Story By: Lisa Petrarca
I sat, locked away, wondering how to open the door. A prisoner behind a wooden fortress. Each day spent frantically searching for a way out. By nightfall, completely worn out. I knew that if I could open the door, everything would be better in my life. All the anger, hurt and frustration would be gone. On the other side, I would find the answer, happiness would finally be a part of me. Pounding, pushing hitting only produced deep rivets in the wood, but it wouldn't give.

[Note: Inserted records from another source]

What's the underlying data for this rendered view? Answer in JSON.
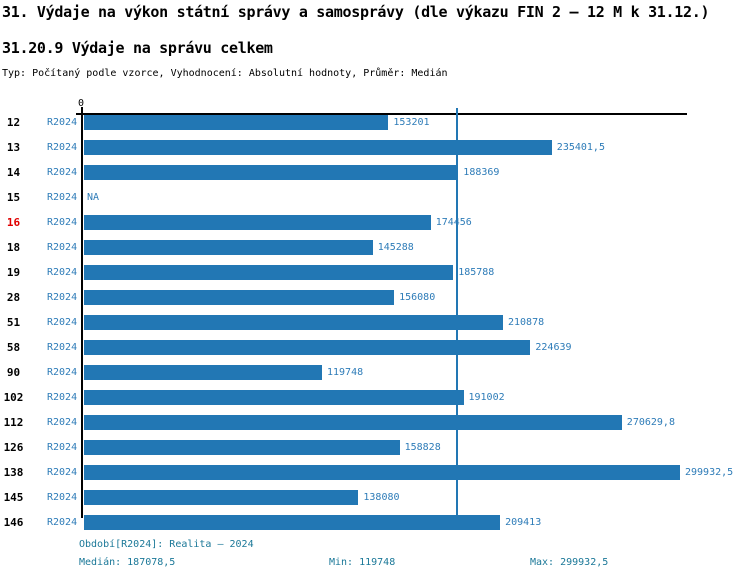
{
  "page": {
    "title": "31. Výdaje na výkon státní správy a samosprávy (dle výkazu FIN 2 – 12 M k 31.12.)",
    "subtitle": "31.20.9 Výdaje na správu celkem",
    "type_line": "Typ: Počítaný podle vzorce, Vyhodnocení: Absolutní hodnoty, Průměr: Medián"
  },
  "chart_data": {
    "type": "bar",
    "orientation": "horizontal",
    "title": "31.20.9 Výdaje na správu celkem",
    "series_label": "R2024",
    "axis": {
      "position": "top",
      "origin_tick_label": "0",
      "xlim": [
        0,
        300000
      ],
      "grid": false
    },
    "median": 187078.5,
    "highlight_category": "16",
    "na_label": "NA",
    "categories": [
      "12",
      "13",
      "14",
      "15",
      "16",
      "18",
      "19",
      "28",
      "51",
      "58",
      "90",
      "102",
      "112",
      "126",
      "138",
      "145",
      "146"
    ],
    "rows": [
      {
        "id": "12",
        "value": 153201,
        "label": "153201",
        "highlight": false
      },
      {
        "id": "13",
        "value": 235401.5,
        "label": "235401,5",
        "highlight": false
      },
      {
        "id": "14",
        "value": 188369,
        "label": "188369",
        "highlight": false
      },
      {
        "id": "15",
        "value": null,
        "label": "NA",
        "highlight": false
      },
      {
        "id": "16",
        "value": 174456,
        "label": "174456",
        "highlight": true
      },
      {
        "id": "18",
        "value": 145288,
        "label": "145288",
        "highlight": false
      },
      {
        "id": "19",
        "value": 185788,
        "label": "185788",
        "highlight": false
      },
      {
        "id": "28",
        "value": 156080,
        "label": "156080",
        "highlight": false
      },
      {
        "id": "51",
        "value": 210878,
        "label": "210878",
        "highlight": false
      },
      {
        "id": "58",
        "value": 224639,
        "label": "224639",
        "highlight": false
      },
      {
        "id": "90",
        "value": 119748,
        "label": "119748",
        "highlight": false
      },
      {
        "id": "102",
        "value": 191002,
        "label": "191002",
        "highlight": false
      },
      {
        "id": "112",
        "value": 270629.8,
        "label": "270629,8",
        "highlight": false
      },
      {
        "id": "126",
        "value": 158828,
        "label": "158828",
        "highlight": false
      },
      {
        "id": "138",
        "value": 299932.5,
        "label": "299932,5",
        "highlight": false
      },
      {
        "id": "145",
        "value": 138080,
        "label": "138080",
        "highlight": false
      },
      {
        "id": "146",
        "value": 209413,
        "label": "209413",
        "highlight": false
      }
    ],
    "colors": {
      "bar": "#2277b4",
      "median_line": "#2277b4",
      "label_blue": "#2e7cb8",
      "highlight_red": "#e00000",
      "footer_text": "#1b7898",
      "axis_black": "#000000"
    }
  },
  "footer": {
    "period": "Období[R2024]: Realita – 2024",
    "median": "Medián: 187078,5",
    "min": "Min: 119748",
    "max": "Max: 299932,5"
  }
}
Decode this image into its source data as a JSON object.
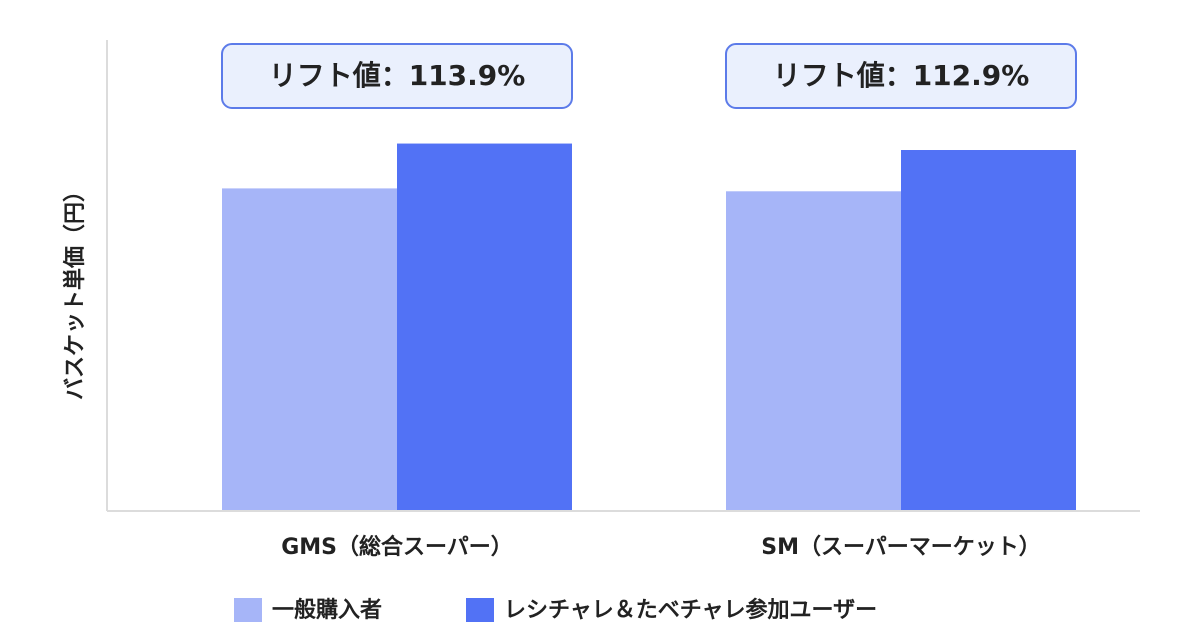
{
  "chart_data": {
    "type": "bar",
    "y_label": "バスケット単価（円）",
    "categories": [
      "GMS（総合スーパー）",
      "SM（スーパーマーケット）"
    ],
    "series": [
      {
        "name": "一般購入者",
        "color": "#a6b5f8",
        "values": [
          100,
          99.1
        ]
      },
      {
        "name": "レシチャレ＆たベチャレ参加ユーザー",
        "color": "#5272f5",
        "values": [
          113.9,
          111.9
        ]
      }
    ],
    "annotations": [
      "リフト値：113.9%",
      "リフト値：112.9%"
    ],
    "ylim": [
      0,
      146
    ],
    "grid": false
  }
}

My sins had trapped me here. My past haunting me, searching to find freedom on the other side. My mental focus on that door. Years past, the days spent consumed with the door, now deeply scarred, chunks ripped out, exposing lighter wood and splinters. My hands torn and bloody, my soul still longing to be free. Breathless and exhausted, the time spent looking at my captor, my burden, had taken its toll.
No more! Throwing myself to the floor, tightly curled in a fetal position, crying from the pit of my stomach, gasping for air, unable to look at that door. I cried out to God to save me. This was the first time I had thought of anything but the door. I cried over and over, "Please release me from this prison. I have tried to get out...I have nothing left, I give up, I can't look at it for another minute."
The Lord replied, "My child, that door represents your sin. You have focused on it for far too long, keeping you away from all that I have for you. Your past has held you prisoner. It has kept you away from Me. You were too blinded by sin to see the other door. My door...which I provided for you, through my only begotten son, Jesus Christ. He provided the key. Through His sacrifice you no longer need to look at the door of your sins. You are forgiven, My door is open...YOU ARE FREE."
"Ask, and it will be given to you; seek, and you will find; knock, and it will be opened to you. For everyone who asks receives, and he who seeks finds, and to him who knocks it will be opened." Matthew 7:7,8
Don't continue to let your sin keep you away from a relationship with your Heavenly Father. Stop spending so much time focusing on it and ask the Lord to set you free!